M. Briones Vives, en réponse à la question du Maroc, a indiqué qu’il s’agit d’une critique qui lui est adressée. Il a affirmé que le représentant du Maroc dispose de plus d’informations que lui sur la question qu’il a posée et qu’il pourra défendre sa thèse devant qui de droit. En tous cas lorsqu’il parle de la situation des droits de l’homme au Sahara occidental, M. Briones Vives a signalé qu’il s’en remet aux rapports récents publiés par différentes instances, précisant qu’il ne s’agit pas de violations systématiques des droits de l’homme, mais que des violations ont eu lieu et ont lieu encore.

Le représentant du Maroc a demandé au pétitionnaire ce qu’il pouvait dire sur la liberté de circulation et d’expression des réfugiés du camp de Tindouf.

M. Briones Vives a indiqué qu’il existe une liberté de mouvement et d’expression totale dans les camps de réfugiés notamment en ce qui concerne ceux qui ont décidé de partir de ces camps.

Le représentant du Maroc a constaté que le pétitionnaire n’a rien dit concernant la liberté d’expression.

M. Briones Vives a indiqué qu’il s’agit dans cette Commission de parler du Sahara occidental dans son ensemble et non des régions du sud. Il a indiqué que le représentant a fait référence à un nombre réduit de personnes qui ont quitté les camps de réfugiés et il semble oublier la répression du régime du Maroc et qui touche des milliers de familles de Sahara.

Motion d’ordre

Le représentant du Maroc a estimé que le pétitionnaire n’est pas là pour s’attaquer à un Etat souverain, mais doit répondre à une question pour informer la Commission.

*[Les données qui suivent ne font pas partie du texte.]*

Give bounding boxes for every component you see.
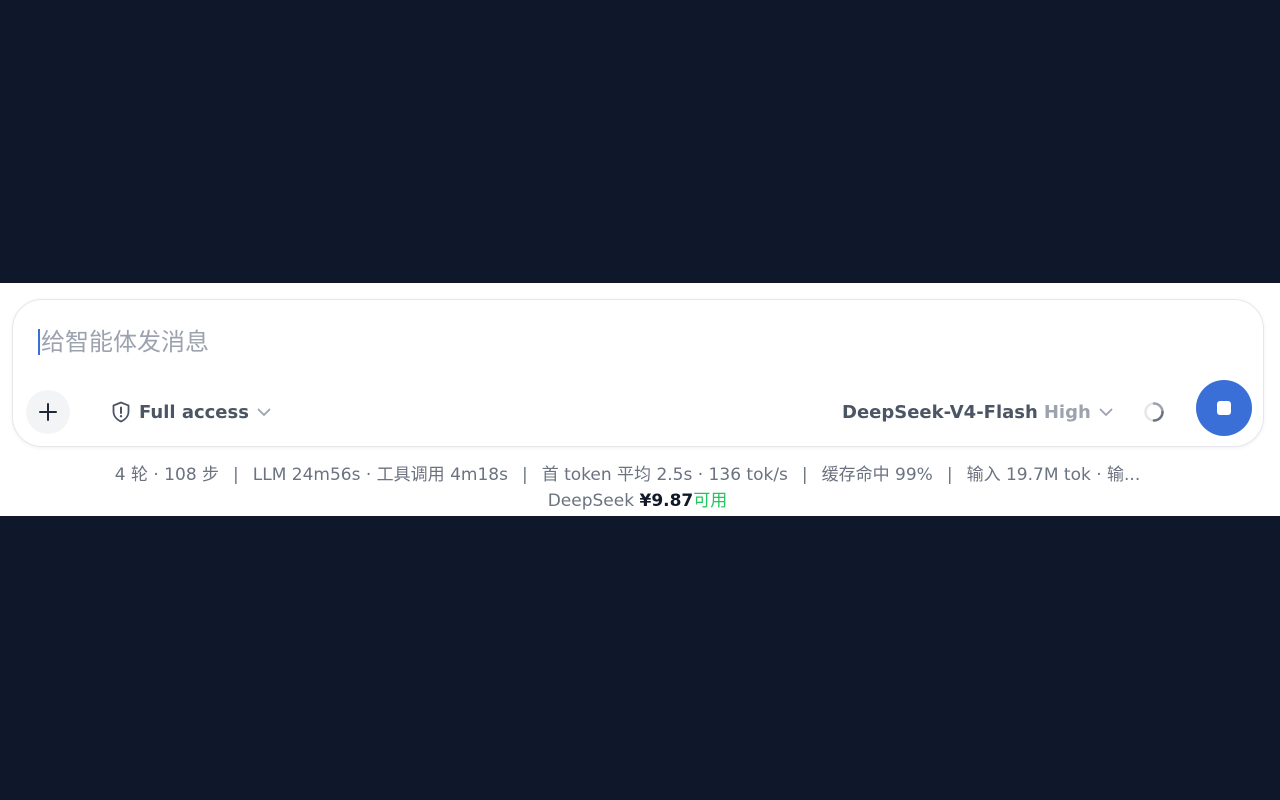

M. Briones Vives a indiqué que le fait que le représentant du Maroc lui coupe la parole et demande qu’on la lui retire montre bien l’état d’esprit du régime du Maroc sur cette question.

Motion d’ordre

Le représentant du Maroc a indiqué que si le pétitionnaire ne peut répondre à une question il doit se taire, mais ne doit pas s’attaquer au Maroc.

Le président a demandé au pétitionnaire, M. Briones Vives, de répondre à la question du Maroc simplement.

M. Briones Vives a indiqué qu’il n’est pas là pour s’attaquer à un pays, mais pour défendre le droit international. Il a indiqué qu’il n’a pas connaissance d’une répression institutionnelle dans les zones placées sous le contrôle de la partie sahraouie.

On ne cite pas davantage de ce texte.